The machine tools subsidiary, which also makes tractors, has five factories in Bengaluru, two each at Kalamassery in Kerala and Hyderabad, and one each at Ajmer in Rajasthan, at Pinjore in Haryana and at Mohali in Punjab.
 
The only profit-making HMT International arm was set up here in 1974 to export manufactured goods and offer consultancy in engineering and technical services from concept to commissioning on a turnkey basis.
 
"The restructuring exercise will also span our business portfolio, marketing and finance to turn competitive and profitable again," Kumar said.
 
Admitting that the company had hired more employees than it required over the years, Kumar said the company could not compete with lean and mean private firms (like Titan), thriving in the liberalisation era since 1991.
 
As a result, the watch subsidiary, which was churning out a whopping two million quartz and analog watches yearly till the 1990s, had an accumulated loss of Rs.2,252-crore and total liability of Rs.2,308 crore till fiscal 2012-14.
 
"HMT did not upgrade its technology. It is still using the same 1965 technology to make watches," said Chandrasekhar, who worked for 37 years with HMT International and is also the general secretary of the National Confederation of HMT Employees Union.
 
According to a source, HMT has an inventory of 80,000 watches in its warehouses at Jalahalli in Bengaluru.
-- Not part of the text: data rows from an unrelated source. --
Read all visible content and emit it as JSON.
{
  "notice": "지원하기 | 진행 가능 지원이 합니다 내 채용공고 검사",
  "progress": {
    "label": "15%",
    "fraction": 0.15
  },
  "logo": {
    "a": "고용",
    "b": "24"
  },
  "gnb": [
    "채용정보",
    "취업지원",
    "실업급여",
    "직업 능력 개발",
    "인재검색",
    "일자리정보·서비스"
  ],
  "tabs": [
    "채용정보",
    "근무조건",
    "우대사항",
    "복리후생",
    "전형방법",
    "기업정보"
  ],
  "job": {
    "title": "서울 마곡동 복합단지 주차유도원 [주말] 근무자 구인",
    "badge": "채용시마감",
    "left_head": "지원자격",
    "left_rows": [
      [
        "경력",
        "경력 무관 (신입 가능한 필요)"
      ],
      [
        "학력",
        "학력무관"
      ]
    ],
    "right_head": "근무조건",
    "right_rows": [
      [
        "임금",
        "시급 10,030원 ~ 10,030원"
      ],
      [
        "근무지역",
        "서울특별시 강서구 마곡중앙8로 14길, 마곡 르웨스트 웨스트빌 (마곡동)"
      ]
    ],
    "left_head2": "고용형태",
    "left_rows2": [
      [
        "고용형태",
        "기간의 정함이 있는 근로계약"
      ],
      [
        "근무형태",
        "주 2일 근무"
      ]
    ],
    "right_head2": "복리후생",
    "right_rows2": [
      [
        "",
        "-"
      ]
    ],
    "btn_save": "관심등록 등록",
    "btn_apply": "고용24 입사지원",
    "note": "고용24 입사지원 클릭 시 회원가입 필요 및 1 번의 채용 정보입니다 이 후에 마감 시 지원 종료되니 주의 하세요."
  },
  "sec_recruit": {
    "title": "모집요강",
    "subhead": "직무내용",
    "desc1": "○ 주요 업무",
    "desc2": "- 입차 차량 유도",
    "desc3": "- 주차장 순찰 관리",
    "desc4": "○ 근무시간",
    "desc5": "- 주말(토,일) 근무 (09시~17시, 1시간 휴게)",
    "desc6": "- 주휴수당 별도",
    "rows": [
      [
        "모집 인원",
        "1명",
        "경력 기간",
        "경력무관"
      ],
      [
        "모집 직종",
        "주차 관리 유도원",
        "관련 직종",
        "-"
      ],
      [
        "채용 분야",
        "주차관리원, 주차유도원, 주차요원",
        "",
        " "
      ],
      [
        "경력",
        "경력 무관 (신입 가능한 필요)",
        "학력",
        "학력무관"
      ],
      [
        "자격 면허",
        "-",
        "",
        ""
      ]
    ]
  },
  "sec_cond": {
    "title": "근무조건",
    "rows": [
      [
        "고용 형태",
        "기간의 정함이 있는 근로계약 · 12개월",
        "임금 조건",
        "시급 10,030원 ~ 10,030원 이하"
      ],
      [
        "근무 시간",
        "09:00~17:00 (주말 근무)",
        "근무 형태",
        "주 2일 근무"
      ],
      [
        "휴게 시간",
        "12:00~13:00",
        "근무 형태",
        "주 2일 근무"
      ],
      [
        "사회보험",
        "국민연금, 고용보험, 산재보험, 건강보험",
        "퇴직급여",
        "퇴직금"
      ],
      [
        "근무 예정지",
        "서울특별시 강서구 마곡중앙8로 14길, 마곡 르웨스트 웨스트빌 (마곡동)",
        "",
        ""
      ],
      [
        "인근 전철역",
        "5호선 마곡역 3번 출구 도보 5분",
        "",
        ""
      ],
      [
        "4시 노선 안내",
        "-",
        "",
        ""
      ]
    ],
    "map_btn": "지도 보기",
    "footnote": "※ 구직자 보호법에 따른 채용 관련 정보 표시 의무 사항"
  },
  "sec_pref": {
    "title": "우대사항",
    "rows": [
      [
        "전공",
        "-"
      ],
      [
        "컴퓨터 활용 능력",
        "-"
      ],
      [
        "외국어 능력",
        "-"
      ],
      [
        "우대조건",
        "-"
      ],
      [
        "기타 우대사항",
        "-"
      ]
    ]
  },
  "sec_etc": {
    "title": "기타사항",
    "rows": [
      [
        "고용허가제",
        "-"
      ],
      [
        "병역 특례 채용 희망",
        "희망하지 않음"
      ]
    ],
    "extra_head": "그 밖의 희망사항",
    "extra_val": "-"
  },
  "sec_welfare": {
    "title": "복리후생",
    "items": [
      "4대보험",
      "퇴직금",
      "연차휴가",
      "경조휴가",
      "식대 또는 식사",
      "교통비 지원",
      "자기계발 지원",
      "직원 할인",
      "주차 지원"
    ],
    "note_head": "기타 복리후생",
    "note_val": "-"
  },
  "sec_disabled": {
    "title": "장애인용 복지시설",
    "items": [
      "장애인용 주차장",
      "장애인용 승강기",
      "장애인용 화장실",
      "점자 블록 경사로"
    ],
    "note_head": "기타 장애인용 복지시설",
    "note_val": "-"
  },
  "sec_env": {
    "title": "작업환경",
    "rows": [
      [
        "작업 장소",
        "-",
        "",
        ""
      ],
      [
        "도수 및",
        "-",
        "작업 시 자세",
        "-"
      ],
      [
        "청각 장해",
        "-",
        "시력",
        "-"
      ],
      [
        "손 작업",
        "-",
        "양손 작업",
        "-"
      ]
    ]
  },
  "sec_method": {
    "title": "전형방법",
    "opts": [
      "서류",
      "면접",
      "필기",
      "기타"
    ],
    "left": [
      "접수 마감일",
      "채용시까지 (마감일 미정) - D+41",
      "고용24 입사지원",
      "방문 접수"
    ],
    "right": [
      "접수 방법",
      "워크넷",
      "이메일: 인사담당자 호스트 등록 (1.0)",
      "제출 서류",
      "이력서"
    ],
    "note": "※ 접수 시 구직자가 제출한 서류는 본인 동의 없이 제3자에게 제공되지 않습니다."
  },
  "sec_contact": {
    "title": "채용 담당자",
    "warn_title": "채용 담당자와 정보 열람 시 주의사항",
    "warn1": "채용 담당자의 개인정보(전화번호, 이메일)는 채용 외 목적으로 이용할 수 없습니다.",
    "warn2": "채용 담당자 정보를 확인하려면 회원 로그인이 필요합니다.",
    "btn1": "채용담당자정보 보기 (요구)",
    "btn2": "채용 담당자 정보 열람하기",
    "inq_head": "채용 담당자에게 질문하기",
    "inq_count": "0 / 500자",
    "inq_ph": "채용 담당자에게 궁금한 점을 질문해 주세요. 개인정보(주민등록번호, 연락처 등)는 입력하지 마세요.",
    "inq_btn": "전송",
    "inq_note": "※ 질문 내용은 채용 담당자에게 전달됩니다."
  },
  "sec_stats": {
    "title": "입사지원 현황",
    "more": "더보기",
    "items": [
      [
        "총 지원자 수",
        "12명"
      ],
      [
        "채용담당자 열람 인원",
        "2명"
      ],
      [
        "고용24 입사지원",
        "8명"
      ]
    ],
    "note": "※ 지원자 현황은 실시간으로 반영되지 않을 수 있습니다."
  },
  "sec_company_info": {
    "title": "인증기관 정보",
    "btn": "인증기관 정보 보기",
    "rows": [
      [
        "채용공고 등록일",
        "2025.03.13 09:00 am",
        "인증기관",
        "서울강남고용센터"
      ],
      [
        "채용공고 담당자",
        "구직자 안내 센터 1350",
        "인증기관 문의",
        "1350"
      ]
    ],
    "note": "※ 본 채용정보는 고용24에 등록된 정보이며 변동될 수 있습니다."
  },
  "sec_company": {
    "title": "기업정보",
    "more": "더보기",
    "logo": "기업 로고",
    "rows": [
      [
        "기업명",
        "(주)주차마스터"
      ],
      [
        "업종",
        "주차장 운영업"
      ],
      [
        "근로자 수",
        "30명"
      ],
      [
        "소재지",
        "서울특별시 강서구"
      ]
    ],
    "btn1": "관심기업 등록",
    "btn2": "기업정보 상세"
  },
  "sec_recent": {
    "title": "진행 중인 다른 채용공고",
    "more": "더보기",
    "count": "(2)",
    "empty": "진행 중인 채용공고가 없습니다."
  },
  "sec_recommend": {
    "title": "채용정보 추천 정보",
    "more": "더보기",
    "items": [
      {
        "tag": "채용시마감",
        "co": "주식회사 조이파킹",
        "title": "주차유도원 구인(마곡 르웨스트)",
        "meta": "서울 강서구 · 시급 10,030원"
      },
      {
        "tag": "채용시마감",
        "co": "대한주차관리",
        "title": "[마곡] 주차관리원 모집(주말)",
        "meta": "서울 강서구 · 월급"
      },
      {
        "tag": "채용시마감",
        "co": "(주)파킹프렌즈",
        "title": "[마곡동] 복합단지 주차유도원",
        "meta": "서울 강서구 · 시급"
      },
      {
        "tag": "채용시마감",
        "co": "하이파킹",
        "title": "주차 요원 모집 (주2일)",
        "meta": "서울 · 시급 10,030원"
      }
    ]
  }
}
The company also receives institutional orders for watches in the range of 1,000-2,000 watches sometimes. Mysore University ordered nearly 1,200 watches recently.
 
The holding company (HMT Ltd) and its international arm, however, reported a profit of Rs.87 crore and Rs.4.5 crore, while four other arms posted a combined loss of Rs.352 crore in fiscal 2013-14.
 
As the company has a whopping 1,400 acres of prime lands in states where it has plants, it is approaching the ministry to clear all long-term liabilities by monetising the surplus ones and return those it leased from state governments.
 
"The government considers HMT as a strategic sector in view of its ambitious 'Make in India' initiative to attract global investments into the country, increase the manufacturing sector's contribution to the GDP (gross domestic product) and generate thousands of jobs," Kumar added.